2. Description of the Related Art
Components such as electro-optical (EO) sensors, optics or wafers at intermediate stages of fabrication or non-EO components (exposed because of the EO requirements) can be effected by exposure to a hostile external environment. Broadly defined, a hostile external environment is any environment that could cause a change in physical or chemical properties of the components leading to a degradation of its performance e.g. contamination, heating, erosion, ocular diffraction and distortion. The environment's external flow field interacts with the component to potentially cause the degradation. The flow field may be as benign as diffusion or outgassing in a clean room under positive pressure that may contaminate the wafers or as aggressive as an air stream in an exo-atmospheric interceptor. Physical isolation of the components from the external environment may not be cost-effective or may degrade the performance of the components depending upon the application.
Missile systems use EO sensors to acquire and track targets. The ability to accurately determine the target's position and to initiate imaging early on is critical to accomplishing the mission. Endo-atmospheric missiles experience excessive thermal loads due to the free stream air density. These systems therefore require a physical cover such as a sun shade. Once the physical cover is removed, an optical “window” can be used to protect the sensitive components from the air stream while allowing the desired wavelengths of interest to pass through unaltered. The disadvantage of such windows is that they are very expensive and thermal heating causes the window's refractive index to change during flight. This change in wave index distorts the image and causes an apparent shift in position of imaged objects. In addition, to allow multiple frequencies past the window entails significant engineering mass and manufacturing challenges. The surface heating is unpredictable and cannot be effectively compensated.

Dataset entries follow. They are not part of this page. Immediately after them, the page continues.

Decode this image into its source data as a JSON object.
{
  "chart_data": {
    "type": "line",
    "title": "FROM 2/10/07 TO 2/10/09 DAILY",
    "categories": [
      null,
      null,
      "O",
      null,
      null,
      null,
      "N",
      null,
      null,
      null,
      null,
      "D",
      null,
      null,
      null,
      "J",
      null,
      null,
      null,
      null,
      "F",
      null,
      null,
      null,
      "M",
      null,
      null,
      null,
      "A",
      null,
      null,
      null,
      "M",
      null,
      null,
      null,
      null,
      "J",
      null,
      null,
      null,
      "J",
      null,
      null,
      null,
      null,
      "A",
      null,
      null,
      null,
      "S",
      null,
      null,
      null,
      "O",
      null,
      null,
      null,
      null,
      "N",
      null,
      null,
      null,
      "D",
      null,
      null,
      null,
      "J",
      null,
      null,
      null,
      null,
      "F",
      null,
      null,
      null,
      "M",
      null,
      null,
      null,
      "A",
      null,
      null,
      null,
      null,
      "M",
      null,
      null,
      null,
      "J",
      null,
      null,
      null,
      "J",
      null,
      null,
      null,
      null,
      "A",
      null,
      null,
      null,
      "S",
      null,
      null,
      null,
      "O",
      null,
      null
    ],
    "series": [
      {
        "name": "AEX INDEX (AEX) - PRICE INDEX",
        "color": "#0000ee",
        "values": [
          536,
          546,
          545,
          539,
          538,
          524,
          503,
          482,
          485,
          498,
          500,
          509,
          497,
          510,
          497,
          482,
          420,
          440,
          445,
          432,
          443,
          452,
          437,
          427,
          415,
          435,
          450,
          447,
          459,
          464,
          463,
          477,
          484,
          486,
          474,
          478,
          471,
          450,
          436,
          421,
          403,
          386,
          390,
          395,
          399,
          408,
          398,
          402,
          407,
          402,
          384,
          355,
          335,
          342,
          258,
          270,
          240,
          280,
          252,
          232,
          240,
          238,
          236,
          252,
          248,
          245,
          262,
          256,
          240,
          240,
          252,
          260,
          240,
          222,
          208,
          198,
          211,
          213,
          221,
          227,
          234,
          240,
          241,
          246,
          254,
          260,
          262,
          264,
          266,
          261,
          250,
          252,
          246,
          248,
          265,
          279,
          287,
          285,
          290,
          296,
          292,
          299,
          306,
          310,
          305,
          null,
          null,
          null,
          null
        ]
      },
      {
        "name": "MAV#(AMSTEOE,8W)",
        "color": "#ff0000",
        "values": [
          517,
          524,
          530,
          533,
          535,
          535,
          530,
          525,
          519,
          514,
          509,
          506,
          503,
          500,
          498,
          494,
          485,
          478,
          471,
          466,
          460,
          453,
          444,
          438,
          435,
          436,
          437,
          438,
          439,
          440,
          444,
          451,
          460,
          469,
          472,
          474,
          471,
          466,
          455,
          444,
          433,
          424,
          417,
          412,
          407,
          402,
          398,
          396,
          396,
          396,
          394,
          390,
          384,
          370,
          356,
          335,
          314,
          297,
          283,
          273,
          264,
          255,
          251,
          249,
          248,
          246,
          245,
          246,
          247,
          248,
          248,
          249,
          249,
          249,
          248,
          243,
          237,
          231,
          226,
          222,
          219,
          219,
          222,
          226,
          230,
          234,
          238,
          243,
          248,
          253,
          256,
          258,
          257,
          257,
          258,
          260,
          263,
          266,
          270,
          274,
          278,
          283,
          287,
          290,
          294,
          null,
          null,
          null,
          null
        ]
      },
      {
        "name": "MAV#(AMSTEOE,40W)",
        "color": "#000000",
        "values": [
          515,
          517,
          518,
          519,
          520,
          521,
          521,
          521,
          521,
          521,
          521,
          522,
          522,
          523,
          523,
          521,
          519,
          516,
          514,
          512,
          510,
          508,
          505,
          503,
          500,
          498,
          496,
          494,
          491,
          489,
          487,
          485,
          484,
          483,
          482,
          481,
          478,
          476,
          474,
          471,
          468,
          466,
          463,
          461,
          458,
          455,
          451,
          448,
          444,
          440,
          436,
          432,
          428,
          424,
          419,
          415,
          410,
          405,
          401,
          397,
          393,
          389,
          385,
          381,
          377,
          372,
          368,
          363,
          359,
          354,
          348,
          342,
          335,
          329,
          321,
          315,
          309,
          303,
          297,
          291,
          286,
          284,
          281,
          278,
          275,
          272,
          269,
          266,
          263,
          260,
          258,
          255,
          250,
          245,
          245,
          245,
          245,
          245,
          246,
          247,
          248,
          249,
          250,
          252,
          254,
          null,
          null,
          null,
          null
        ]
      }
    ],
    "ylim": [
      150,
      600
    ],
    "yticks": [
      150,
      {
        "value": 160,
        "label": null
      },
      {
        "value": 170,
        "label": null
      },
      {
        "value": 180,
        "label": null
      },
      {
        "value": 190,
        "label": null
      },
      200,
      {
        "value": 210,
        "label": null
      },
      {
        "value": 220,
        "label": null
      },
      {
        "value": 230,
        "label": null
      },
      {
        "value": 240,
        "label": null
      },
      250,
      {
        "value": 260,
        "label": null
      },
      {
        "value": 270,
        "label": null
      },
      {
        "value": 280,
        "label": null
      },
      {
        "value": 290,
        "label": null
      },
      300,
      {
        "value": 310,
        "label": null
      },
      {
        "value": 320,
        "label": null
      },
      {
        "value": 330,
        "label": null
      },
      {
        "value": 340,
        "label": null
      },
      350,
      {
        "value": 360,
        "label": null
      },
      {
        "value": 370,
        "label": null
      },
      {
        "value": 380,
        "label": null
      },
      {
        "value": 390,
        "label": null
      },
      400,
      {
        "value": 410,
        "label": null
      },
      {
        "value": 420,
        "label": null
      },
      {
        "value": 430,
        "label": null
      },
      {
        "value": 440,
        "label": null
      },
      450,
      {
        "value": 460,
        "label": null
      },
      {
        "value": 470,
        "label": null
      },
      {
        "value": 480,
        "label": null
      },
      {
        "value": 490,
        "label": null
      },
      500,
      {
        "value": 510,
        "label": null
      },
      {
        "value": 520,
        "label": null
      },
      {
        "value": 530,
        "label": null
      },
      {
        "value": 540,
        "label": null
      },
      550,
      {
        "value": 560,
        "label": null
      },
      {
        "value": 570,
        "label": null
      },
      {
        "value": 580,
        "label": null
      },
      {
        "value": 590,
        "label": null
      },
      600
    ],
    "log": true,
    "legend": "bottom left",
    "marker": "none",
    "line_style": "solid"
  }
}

As the vehicle speed increases, the shock wave in front of the interceptor superheats the air entering the cavity to an ever greater extent. However, at larger altitudes the lower atmospheric density results in a smaller total thermal footprint. At some point, current designs reach a transition point where the added watts due to thermal heating are low enough that a nose cone can be jettisoned and the EO sensors engaged without requiring an optical window or other component protection scheme. The performance, reliability and cost associated with optical windows are such that system designers choose to delay acquisition and functional tracking by several seconds to avoid their use. The task of acquiring, identifying, tracking and intercepting an incoming ballistic missile is extremely difficult. A delay of even a few seconds of engaging the target can affect the situational awareness of the battlefield. This in turn either reduces the likelihood of a successful response or requires additional assets be deployed to ensure a successful response.